The federal government should consider a takeover of employment service delivery in the ACT as part of a plan to rebuild the failing system, a committee has recommended.
The recommendation comes from a damning parliamentary committee report into the state of employment services in Australia, which concluded that the outsourced system was placing jobseekers into unsuitable roles and pushing away employers.
It called for the public sector to be brought to the core of employment services as part of a major system overhaul.
Labor MP and committee chair Julian Hill said the Employment Department was "largely detached" from regional labour markets and "the day-to-day reality of supporting unemployed people back into work".
"They're like the puppet masters sitting way up in the rafters, jerkily pulling the strings, trying to control things way below on the stage," he said.
"They need to be closer to the action."
At the same time, he noted that proposed changes could face resistance from the public service.
"Numerous experts have told us that the biggest obstacle to system reform is likely to be resistance by the Australian Public Service given a decades-long belief in full outsourcing, a lack of experience in delivery and the sheer convenience of being able to blame and punish contractors for systemic failures," he said.
Since being privatised in the 1990s, employment services have become one of the government's largest procurements, second only to Defence.
More than $9.5 billion will be spent on the system over the next four years.
The committee stated after decades of outsourcing, the public sector had "little corporate memory or experience of the complexities of service delivery".
The committee suggested the ACT could be used to trial a Commonwealth takeover of employment services delivery "in the relatively short term".
But its report notes that the territory be among a small number of places where the government might consider doing this.
To boost the role of government in the employment services sector, the committee also recommended the creation of two entities.
These include Employment Services Australia, a digital-hybrid service provider for jobseekers within the Employment Department and an Employment Services Quality Commission, a regulator that would be responsible for workforce standards.

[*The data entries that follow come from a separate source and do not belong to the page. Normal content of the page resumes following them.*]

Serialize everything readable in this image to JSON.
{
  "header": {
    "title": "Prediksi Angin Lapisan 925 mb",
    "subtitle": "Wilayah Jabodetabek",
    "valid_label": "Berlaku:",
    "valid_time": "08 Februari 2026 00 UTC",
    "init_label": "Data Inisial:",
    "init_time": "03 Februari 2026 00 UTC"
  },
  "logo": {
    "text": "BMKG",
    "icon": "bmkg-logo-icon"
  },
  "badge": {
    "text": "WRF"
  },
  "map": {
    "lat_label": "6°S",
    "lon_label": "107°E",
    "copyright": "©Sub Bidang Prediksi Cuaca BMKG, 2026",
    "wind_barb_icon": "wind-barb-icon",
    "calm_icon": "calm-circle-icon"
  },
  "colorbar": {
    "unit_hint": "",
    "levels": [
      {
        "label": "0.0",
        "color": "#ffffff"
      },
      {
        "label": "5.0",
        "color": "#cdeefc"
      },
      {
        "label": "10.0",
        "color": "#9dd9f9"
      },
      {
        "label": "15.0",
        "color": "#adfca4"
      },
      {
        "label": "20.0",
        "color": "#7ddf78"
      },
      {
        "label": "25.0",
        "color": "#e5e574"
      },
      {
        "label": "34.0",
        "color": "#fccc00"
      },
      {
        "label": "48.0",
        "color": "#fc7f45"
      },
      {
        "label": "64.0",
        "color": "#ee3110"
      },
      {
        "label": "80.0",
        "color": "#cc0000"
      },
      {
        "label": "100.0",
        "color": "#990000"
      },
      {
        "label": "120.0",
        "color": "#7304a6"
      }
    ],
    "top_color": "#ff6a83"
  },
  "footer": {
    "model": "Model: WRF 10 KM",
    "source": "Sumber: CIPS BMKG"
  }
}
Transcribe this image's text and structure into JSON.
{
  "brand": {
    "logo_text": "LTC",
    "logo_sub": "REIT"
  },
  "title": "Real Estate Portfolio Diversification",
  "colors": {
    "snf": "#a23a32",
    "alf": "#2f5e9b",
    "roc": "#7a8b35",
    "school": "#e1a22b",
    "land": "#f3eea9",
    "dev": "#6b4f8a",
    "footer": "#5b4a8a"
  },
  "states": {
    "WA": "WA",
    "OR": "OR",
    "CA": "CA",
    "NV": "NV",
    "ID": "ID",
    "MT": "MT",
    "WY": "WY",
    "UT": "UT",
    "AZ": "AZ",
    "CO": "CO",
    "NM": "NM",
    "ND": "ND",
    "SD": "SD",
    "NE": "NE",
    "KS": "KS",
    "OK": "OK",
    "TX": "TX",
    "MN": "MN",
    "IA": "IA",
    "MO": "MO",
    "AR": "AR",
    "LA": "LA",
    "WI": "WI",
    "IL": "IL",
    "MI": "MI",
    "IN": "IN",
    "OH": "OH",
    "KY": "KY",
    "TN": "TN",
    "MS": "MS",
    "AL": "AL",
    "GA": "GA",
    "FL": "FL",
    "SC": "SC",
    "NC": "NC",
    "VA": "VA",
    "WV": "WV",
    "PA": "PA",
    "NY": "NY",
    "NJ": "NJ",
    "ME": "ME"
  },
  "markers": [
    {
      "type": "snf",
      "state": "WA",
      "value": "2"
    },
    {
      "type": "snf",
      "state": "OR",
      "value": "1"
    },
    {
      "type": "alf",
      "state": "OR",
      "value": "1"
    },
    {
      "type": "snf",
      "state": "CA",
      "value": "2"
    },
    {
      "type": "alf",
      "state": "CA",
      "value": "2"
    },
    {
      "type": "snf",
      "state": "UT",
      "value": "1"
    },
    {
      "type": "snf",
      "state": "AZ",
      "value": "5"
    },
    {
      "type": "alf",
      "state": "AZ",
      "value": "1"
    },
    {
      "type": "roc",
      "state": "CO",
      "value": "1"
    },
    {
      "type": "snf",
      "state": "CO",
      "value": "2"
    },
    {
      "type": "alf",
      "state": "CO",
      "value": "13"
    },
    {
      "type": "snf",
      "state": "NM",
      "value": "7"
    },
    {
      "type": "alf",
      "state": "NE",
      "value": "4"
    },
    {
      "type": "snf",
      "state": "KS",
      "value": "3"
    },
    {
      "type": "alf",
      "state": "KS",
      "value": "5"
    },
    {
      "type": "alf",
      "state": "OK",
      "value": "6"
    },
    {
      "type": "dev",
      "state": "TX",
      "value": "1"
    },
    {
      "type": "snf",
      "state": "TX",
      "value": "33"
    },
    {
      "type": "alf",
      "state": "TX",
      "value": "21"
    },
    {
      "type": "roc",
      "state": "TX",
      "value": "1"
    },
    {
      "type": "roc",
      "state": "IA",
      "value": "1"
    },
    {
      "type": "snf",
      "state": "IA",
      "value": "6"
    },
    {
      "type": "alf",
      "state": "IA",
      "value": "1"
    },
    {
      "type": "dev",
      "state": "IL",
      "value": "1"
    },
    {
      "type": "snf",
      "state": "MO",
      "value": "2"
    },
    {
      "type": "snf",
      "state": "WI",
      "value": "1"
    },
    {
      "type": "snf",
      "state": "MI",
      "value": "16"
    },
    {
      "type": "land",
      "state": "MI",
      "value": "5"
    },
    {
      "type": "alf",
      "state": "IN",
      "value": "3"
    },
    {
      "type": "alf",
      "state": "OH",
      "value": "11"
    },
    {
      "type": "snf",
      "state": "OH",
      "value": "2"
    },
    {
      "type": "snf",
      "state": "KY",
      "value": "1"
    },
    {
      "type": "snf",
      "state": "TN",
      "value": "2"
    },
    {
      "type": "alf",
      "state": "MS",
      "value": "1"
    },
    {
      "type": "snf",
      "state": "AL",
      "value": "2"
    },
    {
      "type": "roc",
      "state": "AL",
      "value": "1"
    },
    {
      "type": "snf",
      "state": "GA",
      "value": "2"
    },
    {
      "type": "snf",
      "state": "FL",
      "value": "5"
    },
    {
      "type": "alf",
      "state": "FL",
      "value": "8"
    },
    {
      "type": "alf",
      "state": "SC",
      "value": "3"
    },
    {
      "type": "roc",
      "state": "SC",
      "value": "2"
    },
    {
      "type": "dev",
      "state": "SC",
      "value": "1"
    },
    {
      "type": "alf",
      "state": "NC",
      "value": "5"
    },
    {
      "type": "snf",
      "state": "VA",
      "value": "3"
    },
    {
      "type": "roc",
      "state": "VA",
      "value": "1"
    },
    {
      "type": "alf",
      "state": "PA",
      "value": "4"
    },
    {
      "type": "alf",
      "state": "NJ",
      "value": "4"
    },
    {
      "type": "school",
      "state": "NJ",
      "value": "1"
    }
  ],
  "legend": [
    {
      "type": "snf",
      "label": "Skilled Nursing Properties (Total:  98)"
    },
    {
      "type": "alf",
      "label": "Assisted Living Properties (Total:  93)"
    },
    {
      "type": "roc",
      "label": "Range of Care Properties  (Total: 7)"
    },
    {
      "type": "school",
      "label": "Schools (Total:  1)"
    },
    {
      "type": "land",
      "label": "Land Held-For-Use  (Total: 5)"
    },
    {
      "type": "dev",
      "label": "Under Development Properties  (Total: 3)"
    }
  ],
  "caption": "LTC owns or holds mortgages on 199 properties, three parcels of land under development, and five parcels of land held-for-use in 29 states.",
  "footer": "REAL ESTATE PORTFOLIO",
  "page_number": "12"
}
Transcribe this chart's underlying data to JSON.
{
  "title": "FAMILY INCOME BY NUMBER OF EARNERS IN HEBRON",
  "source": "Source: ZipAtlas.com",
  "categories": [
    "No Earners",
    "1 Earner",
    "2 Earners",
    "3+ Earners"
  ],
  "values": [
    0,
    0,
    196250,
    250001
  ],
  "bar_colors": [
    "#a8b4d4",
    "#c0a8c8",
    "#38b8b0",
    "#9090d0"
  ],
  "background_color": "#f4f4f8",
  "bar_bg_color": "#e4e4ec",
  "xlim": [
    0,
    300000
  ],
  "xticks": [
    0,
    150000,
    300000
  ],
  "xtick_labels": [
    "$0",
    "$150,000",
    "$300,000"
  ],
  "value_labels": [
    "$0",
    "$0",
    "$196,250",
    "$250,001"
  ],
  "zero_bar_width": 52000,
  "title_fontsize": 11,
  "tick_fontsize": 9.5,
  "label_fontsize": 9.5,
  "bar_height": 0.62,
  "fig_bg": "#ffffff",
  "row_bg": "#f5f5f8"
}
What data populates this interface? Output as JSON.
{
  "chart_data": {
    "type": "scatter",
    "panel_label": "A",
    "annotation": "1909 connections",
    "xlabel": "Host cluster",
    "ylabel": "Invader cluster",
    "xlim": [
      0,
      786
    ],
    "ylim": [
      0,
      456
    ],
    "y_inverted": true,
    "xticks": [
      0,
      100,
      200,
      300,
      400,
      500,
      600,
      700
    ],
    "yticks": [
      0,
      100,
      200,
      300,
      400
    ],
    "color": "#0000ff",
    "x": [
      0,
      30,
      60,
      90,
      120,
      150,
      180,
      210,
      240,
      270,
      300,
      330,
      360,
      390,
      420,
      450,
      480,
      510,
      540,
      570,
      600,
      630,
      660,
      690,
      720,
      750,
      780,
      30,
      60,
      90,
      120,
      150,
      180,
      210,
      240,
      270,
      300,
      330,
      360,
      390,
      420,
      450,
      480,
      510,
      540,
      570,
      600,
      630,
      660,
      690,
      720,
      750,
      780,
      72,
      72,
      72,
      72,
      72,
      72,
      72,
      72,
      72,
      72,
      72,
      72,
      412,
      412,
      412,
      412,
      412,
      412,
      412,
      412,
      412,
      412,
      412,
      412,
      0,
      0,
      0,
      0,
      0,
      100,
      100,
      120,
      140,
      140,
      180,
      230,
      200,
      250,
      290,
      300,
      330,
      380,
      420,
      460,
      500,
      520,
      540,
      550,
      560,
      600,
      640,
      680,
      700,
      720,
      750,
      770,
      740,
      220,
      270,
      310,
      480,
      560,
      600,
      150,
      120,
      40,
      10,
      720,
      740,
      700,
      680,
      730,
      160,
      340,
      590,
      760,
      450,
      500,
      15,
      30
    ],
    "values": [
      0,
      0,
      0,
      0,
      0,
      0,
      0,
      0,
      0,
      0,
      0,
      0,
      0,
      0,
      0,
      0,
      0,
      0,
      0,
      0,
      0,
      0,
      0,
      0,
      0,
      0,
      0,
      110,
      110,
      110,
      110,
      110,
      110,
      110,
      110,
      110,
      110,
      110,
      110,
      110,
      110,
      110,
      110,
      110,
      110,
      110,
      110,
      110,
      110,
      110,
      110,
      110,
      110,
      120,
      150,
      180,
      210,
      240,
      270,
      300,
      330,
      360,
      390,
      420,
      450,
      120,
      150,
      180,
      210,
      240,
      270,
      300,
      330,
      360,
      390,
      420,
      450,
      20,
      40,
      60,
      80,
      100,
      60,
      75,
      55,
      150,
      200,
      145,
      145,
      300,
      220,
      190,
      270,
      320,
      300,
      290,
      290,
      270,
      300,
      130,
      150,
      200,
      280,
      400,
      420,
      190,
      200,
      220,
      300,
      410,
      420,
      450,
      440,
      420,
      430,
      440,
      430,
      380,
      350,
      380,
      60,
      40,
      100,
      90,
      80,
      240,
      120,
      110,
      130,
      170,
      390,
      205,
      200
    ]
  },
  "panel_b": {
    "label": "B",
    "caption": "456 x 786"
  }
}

But the proposal has been denounced by a Liberal member of the committee, who released a dissenting report criticising the recommendation to transfer some employment service functions to the public sector.
Aaron Violi said it raised concerns about "increased bureaucracy, cost and red tape and the presupposition that government institutions are better placed to deliver these services than the private sector".
"Involving the Australian Capital Territory as the trial site for launching this transition from private to public sectors attests to where the Government wants to go in the future," he said.
"Observers couldn't be faulted for construing this to be a part of a wider effort to set the foundation in stone for the old Commonwealth Employment Service (CES) model."
Meanwhile, the Community and Public Sector Union, the main public sector union, which has been campaign to re-nationalise employment services, welcomed the report.
"This would rebuild capacity and capability within the APS," said CPSU National Secretary Melissa Donnelly.
"It would allow the Commonwealth to play a direct role in shaping labour market changes and responding to immediate and future policy challenges and economic priorities, and it would rewrite the relationship between government and job seekers, which is hugely overdue."
However, Ms Donnelly said the "report falls short in failing to recommend the abolition of mutual obligations".
The committee heard scathing evidence against mutual obligations, which require jobseekers to complete certain tasks to get income support, including that in some cases these hurt a jobseeker's employability.
But it recommended mutual obligations be reformed rather than scrapped all together.
The committee recommended that the government publish a transition plan for the rebuilt Commonwealth Employment Services System by the end of next year.